Tyrosine phosphorylation modifies protein kinase C δ-dependent phosphorylation of cardiac troponin I

Our study identifies tyrosine phosphorylation as a novel protein kinase Cδ (PKCδ) activation mechanism that modifies PKCδ-dependent phosphorylation of cardiac troponin I (cTnI), a myofilament regulatory protein. PKCδ phosphorylates cTnI at Ser²³/Ser²⁴ when activated by lipid cofactors; Src phosphorylates PKCδ at Tyr³¹¹ and Tyr³³² leading to enhanced PKCδ autophosphorylation at Thr⁵⁰⁵ (its activation loop) and PKCδ-dependent cTnI phosphorylation at both Ser²³/Ser²⁴ and Thr¹⁴⁴. The Src-dependent acquisition of cTnI-Thr¹⁴⁴ kinase activity is abrogated by Y311F or T505A substitutions.
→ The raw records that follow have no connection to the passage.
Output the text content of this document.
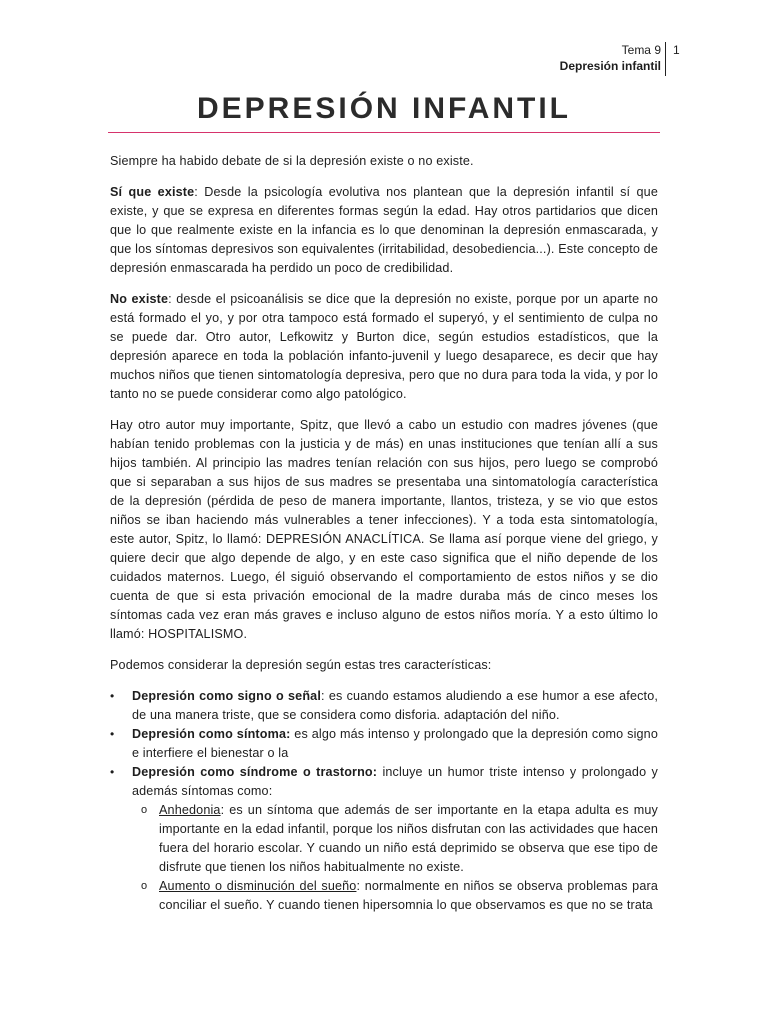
Tema 9
Depresión infantil
1
DEPRESIÓN INFANTIL

Siempre ha habido debate de si la depresión existe o no existe.

Sí que existe: Desde la psicología evolutiva nos plantean que la depresión infantil sí que existe, y que se expresa en diferentes formas según la edad. Hay otros partidarios que dicen que lo que realmente existe en la infancia es lo que denominan la depresión enmascarada, y que los síntomas depresivos son equivalentes (irritabilidad, desobediencia...). Este concepto de depresión enmascarada ha perdido un poco de credibilidad.

No existe: desde el psicoanálisis se dice que la depresión no existe, porque por un aparte no está formado el yo, y por otra tampoco está formado el superyó, y el sentimiento de culpa no se puede dar. Otro autor, Lefkowitz y Burton dice, según estudios estadísticos, que la depresión aparece en toda la población infanto-juvenil y luego desaparece, es decir que hay muchos niños que tienen sintomatología depresiva, pero que no dura para toda la vida, y por lo tanto no se puede considerar como algo patológico.

Hay otro autor muy importante, Spitz, que llevó a cabo un estudio con madres jóvenes (que habían tenido problemas con la justicia y de más) en unas instituciones que tenían allí a sus hijos también. Al principio las madres tenían relación con sus hijos, pero luego se comprobó que si separaban a sus hijos de sus madres se presentaba una sintomatología característica de la depresión (pérdida de peso de manera importante, llantos, tristeza, y se vio que estos niños se iban haciendo más vulnerables a tener infecciones). Y a toda esta sintomatología, este autor, Spitz, lo llamó: DEPRESIÓN ANACLÍTICA. Se llama así porque viene del griego, y quiere decir que algo depende de algo, y en este caso significa que el niño depende de los cuidados maternos. Luego, él siguió observando el comportamiento de estos niños y se dio cuenta de que si esta privación emocional de la madre duraba más de cinco meses los síntomas cada vez eran más graves e incluso alguno de estos niños moría. Y a esto último lo llamó: HOSPITALISMO.

Podemos considerar la depresión según estas tres características:

• Depresión como signo o señal: es cuando estamos aludiendo a ese humor a ese afecto, de una manera triste, que se considera como disforia. adaptación del niño.
• Depresión como síntoma: es algo más intenso y prolongado que la depresión como signo e interfiere el bienestar o la
• Depresión como síndrome o trastorno: incluye un humor triste intenso y prolongado y además síntomas como:
o Anhedonia: es un síntoma que además de ser importante en la etapa adulta es muy importante en la edad infantil, porque los niños disfrutan con las actividades que hacen fuera del horario escolar. Y cuando un niño está deprimido se observa que ese tipo de disfrute que tienen los niños habitualmente no existe.
o Aumento o disminución del sueño: normalmente en niños se observa problemas para conciliar el sueño. Y cuando tienen hipersomnia lo que observamos es que no se trata
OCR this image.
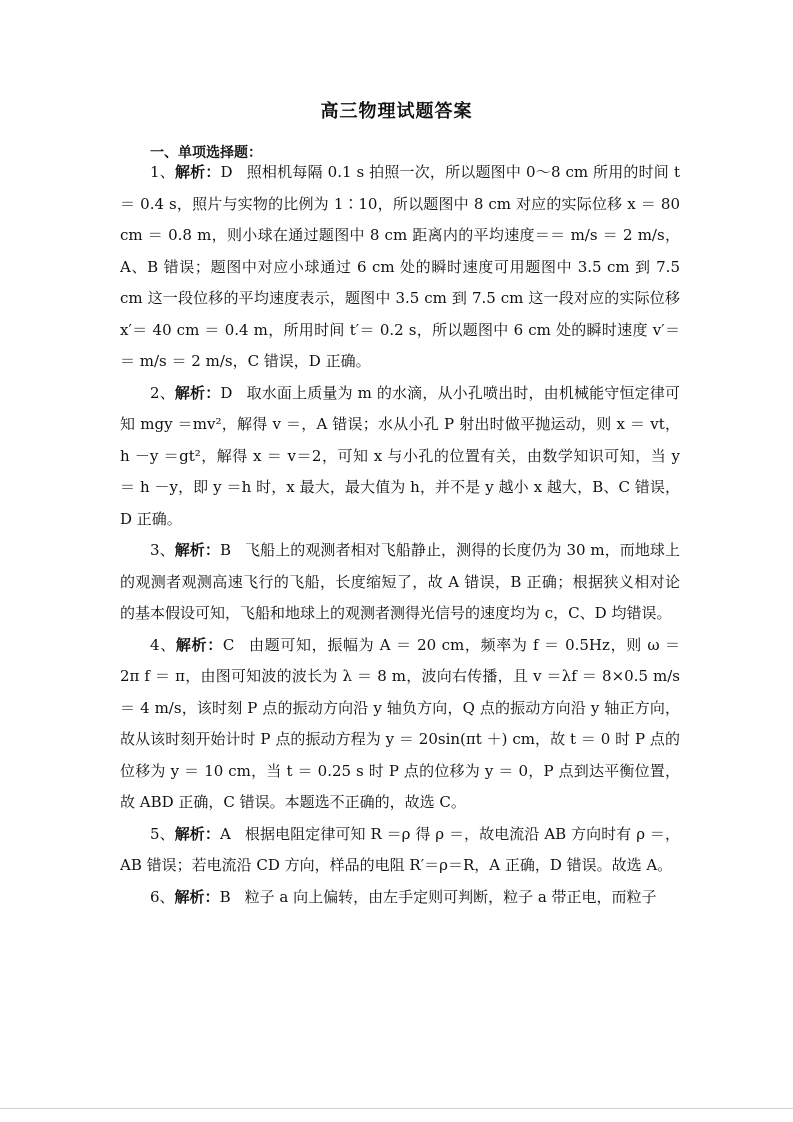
高三物理试题答案
一、单项选择题：

1、解析：D 照相机每隔 0.1 s 拍照一次，所以题图中 0～8 cm 所用的时间 t ＝ 0.4 s，照片与实物的比例为 1∶10，所以题图中 8 cm 对应的实际位移 x ＝ 80 cm ＝ 0.8 m，则小球在通过题图中 8 cm 距离内的平均速度＝＝ m/s ＝ 2 m/s，A、B 错误；题图中对应小球通过 6 cm 处的瞬时速度可用题图中 3.5 cm 到 7.5 cm 这一段位移的平均速度表示，题图中 3.5 cm 到 7.5 cm 这一段对应的实际位移 x′＝ 40 cm ＝ 0.4 m，所用时间 t′＝ 0.2 s，所以题图中 6 cm 处的瞬时速度 v′＝＝ m/s ＝ 2 m/s，C 错误，D 正确。

2、解析：D 取水面上质量为 m 的水滴，从小孔喷出时，由机械能守恒定律可知 mgy ＝mv²，解得 v ＝，A 错误；水从小孔 P 射出时做平抛运动，则 x ＝ vt，h －y ＝gt²，解得 x ＝ v＝2，可知 x 与小孔的位置有关，由数学知识可知，当 y ＝ h －y，即 y ＝h 时，x 最大，最大值为 h，并不是 y 越小 x 越大，B、C 错误，D 正确。

3、解析：B 飞船上的观测者相对飞船静止，测得的长度仍为 30 m，而地球上的观测者观测高速飞行的飞船，长度缩短了，故 A 错误，B 正确；根据狭义相对论的基本假设可知，飞船和地球上的观测者测得光信号的速度均为 c，C、D 均错误。

4、解析：C 由题可知，振幅为 A ＝ 20 cm，频率为 f ＝ 0.5Hz，则 ω ＝ 2π f ＝ π，由图可知波的波长为 λ ＝ 8 m，波向右传播，且 v ＝λf ＝ 8×0.5 m/s ＝ 4 m/s，该时刻 P 点的振动方向沿 y 轴负方向，Q 点的振动方向沿 y 轴正方向，故从该时刻开始计时 P 点的振动方程为 y ＝ 20sin(πt ＋) cm，故 t ＝ 0 时 P 点的位移为 y ＝ 10 cm，当 t ＝ 0.25 s 时 P 点的位移为 y ＝ 0，P 点到达平衡位置，故 ABD 正确，C 错误。本题选不正确的，故选 C。

5、解析：A 根据电阻定律可知 R ＝ρ 得 ρ ＝，故电流沿 AB 方向时有 ρ ＝，AB 错误；若电流沿 CD 方向，样品的电阻 R′＝ρ＝R，A 正确，D 错误。故选 A。

6、解析：B 粒子 a 向上偏转，由左手定则可判断，粒子 a 带正电，而粒子
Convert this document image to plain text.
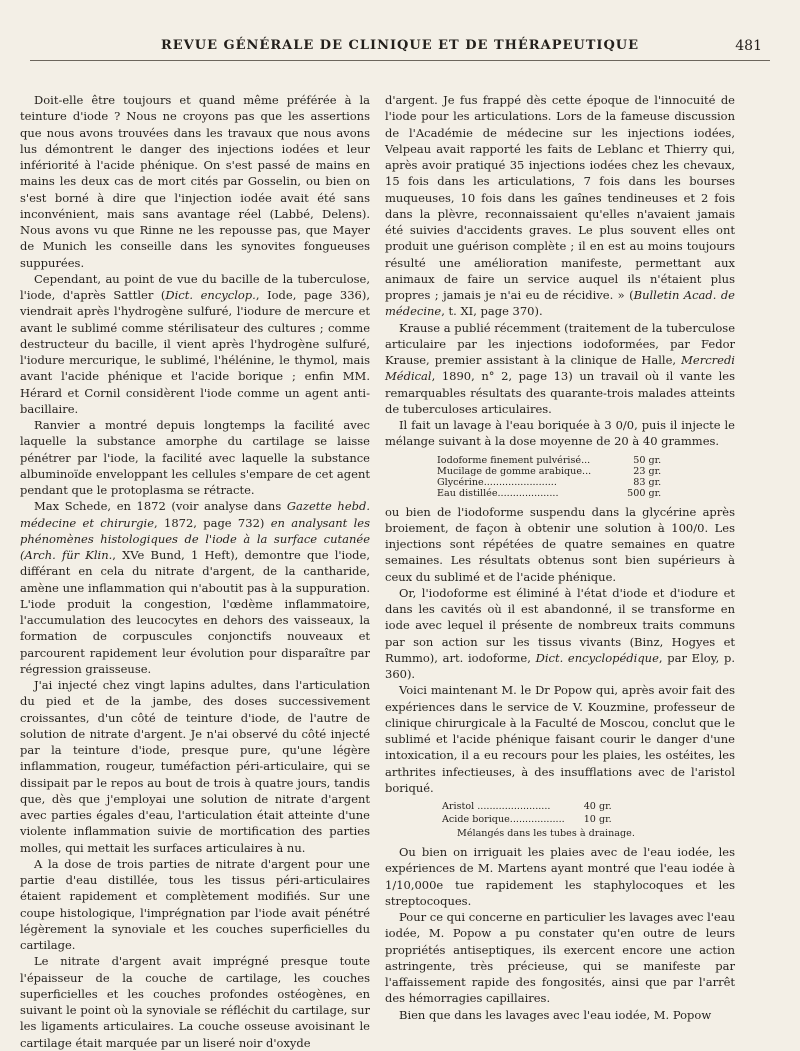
REVUE GÉNÉRALE DE CLINIQUE ET DE THÉRAPEUTIQUE	481

Doit-elle être toujours et quand même préférée à la teinture d'iode ? Nous ne croyons pas que les assertions que nous avons trouvées dans les travaux que nous avons lus démontrent le danger des injections iodées et leur infériorité à l'acide phénique. On s'est passé de mains en mains les deux cas de mort cités par Gosselin, ou bien on s'est borné à dire que l'injection iodée avait été sans inconvénient, mais sans avantage réel (Labbé, Delens). Nous avons vu que Rinne ne les repousse pas, que Mayer de Munich les conseille dans les synovites fongueuses suppurées.

Cependant, au point de vue du bacille de la tuberculose, l'iode, d'après Sattler (Dict. encyclop., Iode, page 336), viendrait après l'hydrogène sulfuré, l'iodure de mercure et avant le sublimé comme stérilisateur des cultures ; comme destructeur du bacille, il vient après l'hydrogène sulfuré, l'iodure mercurique, le sublimé, l'hélénine, le thymol, mais avant l'acide phénique et l'acide borique ; enfin MM. Hérard et Cornil considèrent l'iode comme un agent anti-bacillaire.

Ranvier a montré depuis longtemps la facilité avec laquelle la substance amorphe du cartilage se laisse pénétrer par l'iode, la facilité avec laquelle la substance albuminoïde enveloppant les cellules s'empare de cet agent pendant que le protoplasma se rétracte.

Max Schede, en 1872 (voir analyse dans Gazette hebd. médecine et chirurgie, 1872, page 732) en analysant les phénomènes histologiques de l'iode à la surface cutanée (Arch. für Klin., XVe Bund, 1 Heft), demontre que l'iode, différant en cela du nitrate d'argent, de la cantharide, amène une inflammation qui n'aboutit pas à la suppuration. L'iode produit la congestion, l'œdème inflammatoire, l'accumulation des leucocytes en dehors des vaisseaux, la formation de corpuscules conjonctifs nouveaux et parcourent rapidement leur évolution pour disparaître par régression graisseuse.

J'ai injecté chez vingt lapins adultes, dans l'articulation du pied et de la jambe, des doses successivement croissantes, d'un côté de teinture d'iode, de l'autre de solution de nitrate d'argent. Je n'ai observé du côté injecté par la teinture d'iode, presque pure, qu'une légère inflammation, rougeur, tuméfaction péri-articulaire, qui se dissipait par le repos au bout de trois à quatre jours, tandis que, dès que j'employai une solution de nitrate d'argent avec parties égales d'eau, l'articulation était atteinte d'une violente inflammation suivie de mortification des parties molles, qui mettait les surfaces articulaires à nu.

A la dose de trois parties de nitrate d'argent pour une partie d'eau distillée, tous les tissus péri-articulaires étaient rapidement et complètement modifiés. Sur une coupe histologique, l'imprégnation par l'iode avait pénétré légèrement la synoviale et les couches superficielles du cartilage.

Le nitrate d'argent avait imprégné presque toute l'épaisseur de la couche de cartilage, les couches superficielles et les couches profondes ostéogènes, en suivant le point où la synoviale se réfléchit du cartilage, sur les ligaments articulaires. La couche osseuse avoisinant le cartilage était marquée par un liseré noir d'oxyde

d'argent. Je fus frappé dès cette époque de l'innocuité de l'iode pour les articulations. Lors de la fameuse discussion de l'Académie de médecine sur les injections iodées, Velpeau avait rapporté les faits de Leblanc et Thierry qui, après avoir pratiqué 35 injections iodées chez les chevaux, 15 fois dans les articulations, 7 fois dans les bourses muqueuses, 10 fois dans les gaînes tendineuses et 2 fois dans la plèvre, reconnaissaient qu'elles n'avaient jamais été suivies d'accidents graves. Le plus souvent elles ont produit une guérison complète ; il en est au moins toujours résulté une amélioration manifeste, permettant aux animaux de faire un service auquel ils n'étaient plus propres ; jamais je n'ai eu de récidive. » (Bulletin Acad. de médecine, t. XI, page 370).

Krause a publié récemment (traitement de la tuberculose articulaire par les injections iodoformées, par Fedor Krause, premier assistant à la clinique de Halle, Mercredi Médical, 1890, n° 2, page 13) un travail où il vante les remarquables résultats des quarante-trois malades atteints de tuberculoses articulaires.

Il fait un lavage à l'eau boriquée à 3 0/0, puis il injecte le mélange suivant à la dose moyenne de 20 à 40 grammes.

Iodoforme finement pulvérisé...	50 gr.
Mucilage de gomme arabique...	23 gr.
Glycérine........................	83 gr.
Eau distillée....................	500 gr.

ou bien de l'iodoforme suspendu dans la glycérine après broiement, de façon à obtenir une solution à 100/0. Les injections sont répétées de quatre semaines en quatre semaines. Les résultats obtenus sont bien supérieurs à ceux du sublimé et de l'acide phénique.

Or, l'iodoforme est éliminé à l'état d'iode et d'iodure et dans les cavités où il est abandonné, il se transforme en iode avec lequel il présente de nombreux traits communs par son action sur les tissus vivants (Binz, Hogyes et Rummo), art. iodoforme, Dict. encyclopédique, par Eloy, p. 360).

Voici maintenant M. le Dr Popow qui, après avoir fait des expériences dans le service de V. Kouzmine, professeur de clinique chirurgicale à la Faculté de Moscou, conclut que le sublimé et l'acide phénique faisant courir le danger d'une intoxication, il a eu recours pour les plaies, les ostéites, les arthrites infectieuses, à des insufflations avec de l'aristol boriqué.

Aristol ........................	40 gr.
Acide borique..................	10 gr.
Mélangés dans les tubes à drainage.

Ou bien on irriguait les plaies avec de l'eau iodée, les expériences de M. Martens ayant montré que l'eau iodée à 1/10,000e tue rapidement les staphylocoques et les streptocoques.

Pour ce qui concerne en particulier les lavages avec l'eau iodée, M. Popow a pu constater qu'en outre de leurs propriétés antiseptiques, ils exercent encore une action astringente, très précieuse, qui se manifeste par l'affaissement rapide des fongosités, ainsi que par l'arrêt des hémorragies capillaires.

Bien que dans les lavages avec l'eau iodée, M. Popow
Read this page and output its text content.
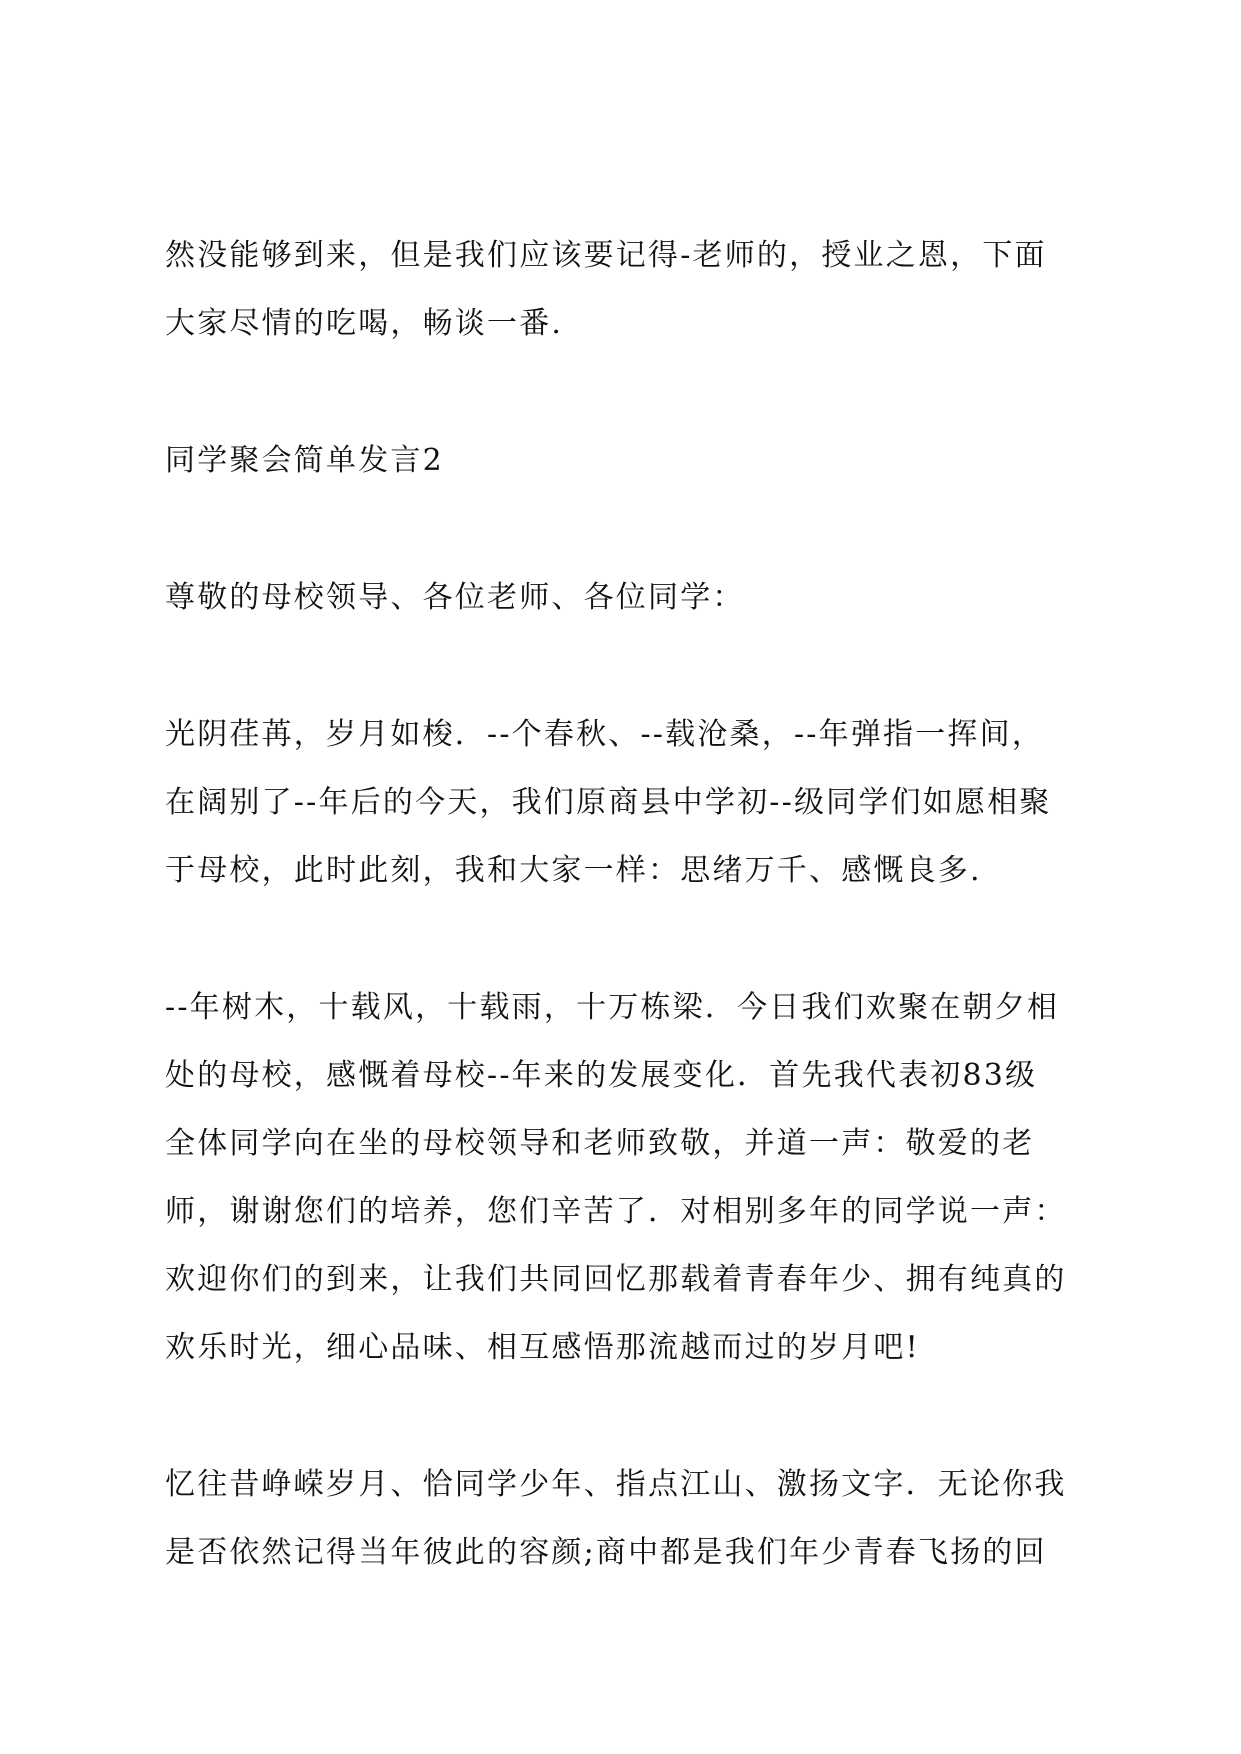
然没能够到来，但是我们应该要记得-老师的，授业之恩，下面
大家尽情的吃喝，畅谈一番.

同学聚会简单发言2

尊敬的母校领导、各位老师、各位同学：

光阴荏苒，岁月如梭．--个春秋、--载沧桑，--年弹指一挥间，
在阔别了--年后的今天，我们原商县中学初--级同学们如愿相聚
于母校，此时此刻，我和大家一样：思绪万千、感慨良多.

--年树木，十载风，十载雨，十万栋梁．今日我们欢聚在朝夕相
处的母校，感慨着母校--年来的发展变化．首先我代表初83级
全体同学向在坐的母校领导和老师致敬，并道一声：敬爱的老
师，谢谢您们的培养，您们辛苦了．对相别多年的同学说一声：
欢迎你们的到来，让我们共同回忆那载着青春年少、拥有纯真的
欢乐时光，细心品味、相互感悟那流越而过的岁月吧!

忆往昔峥嵘岁月、恰同学少年、指点江山、激扬文字．无论你我
是否依然记得当年彼此的容颜;商中都是我们年少青春飞扬的回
Treatment of detergent-extracted single cardiomyocytes with lipid-activated PKCδ induces depressed tension at submaximum but not maximum [Ca²⁺] as expected for cTnI-Ser ²³/Ser²⁴ phosphorylation. Treatment of myocytes with Src-activated PKCδ leads to depressed maximum tension and cross-bridge kinetics, attributable to a dominant effect of cTnI-Thr¹⁴⁴ phosphorylation. Our data implicate PKCδ-Tyr³¹¹/Thr ⁵⁰⁵ phosphorylation as dynamically regulated modifications that alter PKCδ enzymology and allow for stimulus-specific control of cardiac mechanics during growth factor stimulation and oxidative stress.